Concept

Mount Desert Island

Summary
Mount Desert Island (MDI; Île des Monts Déserts) in Hancock County, Maine, is the largest island off the coast of Maine. With an area of it is the 52nd-largest island in the United States, the sixth-largest island in the contiguous United States, and the second-largest island on the Eastern Seaboard, behind Long Island and ahead of Martha's Vineyard. According to the 2010 census, the island has a year-round population of 10,615. In 2017, an estimated 3.5 million tourists visited Acadia National Park on MDI. The island is home to numerous well-known summer colonies such as Northeast Harbor and Bar Harbor. Some residents stress the second syllable (dɪˈzɜːrt ) in the French fashion, while others pronounce it like the English common noun desert (ˈdɛzərt ). French explorer Samuel de Champlain's observation that the summits of the island's mountains were free of vegetation as seen from the sea led him to call the island L’Isle des Monts-déserts (meaning island of barren mountains). There are four towns on Mount Desert Island: Bar Harbor, with the villages of Eden, Hulls Cove, Salisbury Cove, and Town Hill; Mount Desert, with the villages of Hall's Quarry, Northeast Harbor, Otter Creek, Pretty Marsh, Seal Harbor, and Somesville; Southwest Harbor, with the villages of Manset and Seawall; Tremont, with the villages of Bass Harbor, Bernard, Gotts Island, Seal Cove, and West Tremont.
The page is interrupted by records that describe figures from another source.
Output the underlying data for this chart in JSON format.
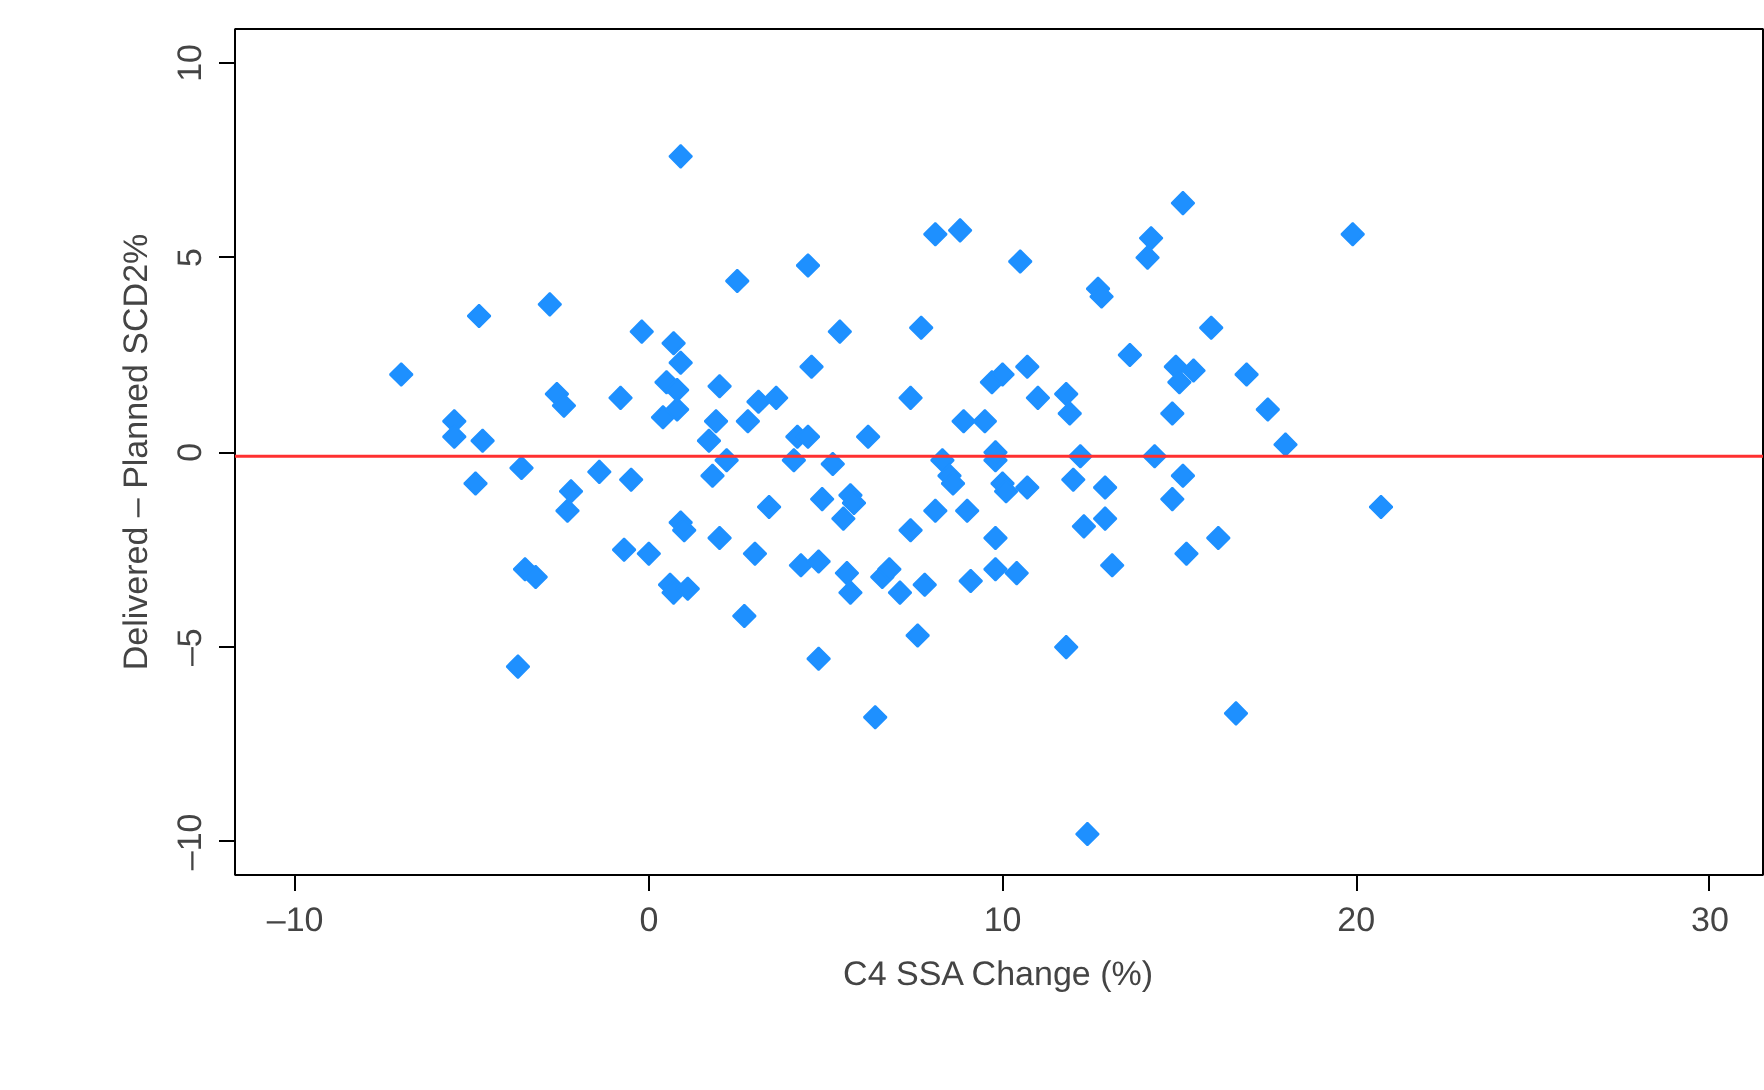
{
  "chart_data": {
    "type": "scatter",
    "xlabel": "C4 SSA Change (%)",
    "ylabel": "Delivered – Planned SCD2%",
    "marker": "diamond",
    "grid": false,
    "xlim": [
      -11.7,
      31.5
    ],
    "ylim": [
      -10.85,
      10.87
    ],
    "xticks": [
      {
        "value": -10,
        "label": "–10"
      },
      0,
      10,
      20,
      30
    ],
    "yticks": [
      {
        "value": -10,
        "label": "–10"
      },
      {
        "value": -5,
        "label": "–5"
      },
      0,
      5,
      10
    ],
    "ref_lines": [
      {
        "axis": "y",
        "value": -0.1,
        "color": "#ff3030"
      }
    ],
    "series": [
      {
        "color": "#1e90ff",
        "x": [
          -7.0,
          -5.5,
          -5.5,
          -4.8,
          -4.9,
          -4.7,
          -3.6,
          -3.5,
          -3.7,
          -3.2,
          -2.8,
          -2.6,
          -2.4,
          -2.2,
          -2.3,
          -1.4,
          -0.8,
          -0.7,
          -0.5,
          -0.2,
          0.0,
          0.4,
          0.5,
          0.6,
          0.7,
          0.8,
          0.8,
          0.7,
          0.9,
          0.9,
          0.9,
          1.0,
          1.1,
          1.7,
          1.8,
          1.9,
          2.0,
          2.0,
          2.2,
          2.5,
          2.7,
          2.8,
          3.0,
          3.1,
          3.4,
          3.6,
          4.1,
          4.2,
          4.3,
          4.5,
          4.6,
          4.5,
          4.8,
          4.8,
          4.9,
          5.2,
          5.4,
          5.5,
          5.6,
          5.7,
          5.7,
          5.8,
          6.2,
          6.4,
          6.6,
          6.8,
          7.1,
          7.4,
          7.4,
          7.6,
          7.7,
          7.8,
          8.1,
          8.1,
          8.3,
          8.5,
          8.6,
          8.8,
          8.9,
          9.0,
          9.1,
          9.5,
          9.7,
          9.8,
          9.8,
          9.8,
          9.8,
          10.0,
          10.0,
          10.1,
          10.4,
          10.5,
          10.7,
          10.7,
          11.0,
          11.8,
          11.8,
          11.9,
          12.0,
          12.2,
          12.3,
          12.4,
          12.7,
          12.8,
          12.9,
          12.9,
          13.1,
          13.6,
          14.1,
          14.2,
          14.3,
          14.8,
          14.8,
          14.9,
          15.0,
          15.1,
          15.1,
          15.2,
          15.4,
          15.9,
          16.1,
          16.6,
          16.9,
          17.5,
          18.0,
          19.9,
          20.7
        ],
        "values": [
          2.0,
          0.8,
          0.4,
          3.5,
          -0.8,
          0.3,
          -0.4,
          -3.0,
          -5.5,
          -3.2,
          3.8,
          1.5,
          1.2,
          -1.0,
          -1.5,
          -0.5,
          1.4,
          -2.5,
          -0.7,
          3.1,
          -2.6,
          0.9,
          1.8,
          -3.4,
          -3.6,
          1.1,
          1.6,
          2.8,
          2.3,
          7.6,
          -1.8,
          -2.0,
          -3.5,
          0.3,
          -0.6,
          0.8,
          1.7,
          -2.2,
          -0.2,
          4.4,
          -4.2,
          0.8,
          -2.6,
          1.3,
          -1.4,
          1.4,
          -0.2,
          0.4,
          -2.9,
          4.8,
          2.2,
          0.4,
          -2.8,
          -5.3,
          -1.2,
          -0.3,
          3.1,
          -1.7,
          -3.1,
          -3.6,
          -1.1,
          -1.3,
          0.4,
          -6.8,
          -3.2,
          -3.0,
          -3.6,
          1.4,
          -2.0,
          -4.7,
          3.2,
          -3.4,
          -1.5,
          5.6,
          -0.2,
          -0.6,
          -0.8,
          5.7,
          0.8,
          -1.5,
          -3.3,
          0.8,
          1.8,
          -0.2,
          0.0,
          -3.0,
          -2.2,
          2.0,
          -0.8,
          -1.0,
          -3.1,
          4.9,
          2.2,
          -0.9,
          1.4,
          1.5,
          -5.0,
          1.0,
          -0.7,
          -0.1,
          -1.9,
          -9.8,
          4.2,
          4.0,
          -1.7,
          -0.9,
          -2.9,
          2.5,
          5.0,
          5.5,
          -0.1,
          -1.2,
          1.0,
          2.2,
          1.8,
          6.4,
          -0.6,
          -2.6,
          2.1,
          3.2,
          -2.2,
          -6.7,
          2.0,
          1.1,
          0.2,
          5.6,
          -1.4
        ]
      }
    ]
  }
}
Deep shell heaps indicate Native American encampments dating back 6,000 years in Acadia National Park, but prehistoric data is scant. The first written descriptions of the indigenous tribes of the Maine coast, recorded 100 years after European trade contacts began, describe people who lived off the land by hunting, fishing, collecting shellfish, and gathering plants and berries. The Wabanaki knew Mount Desert Island as Pemetic, "the sloping land". They built bark-covered conical shelters, and traveled in exquisitely designed birch bark canoes. Historical notes record that the Wabanaki wintered in interior forests and spent their summers near the coast.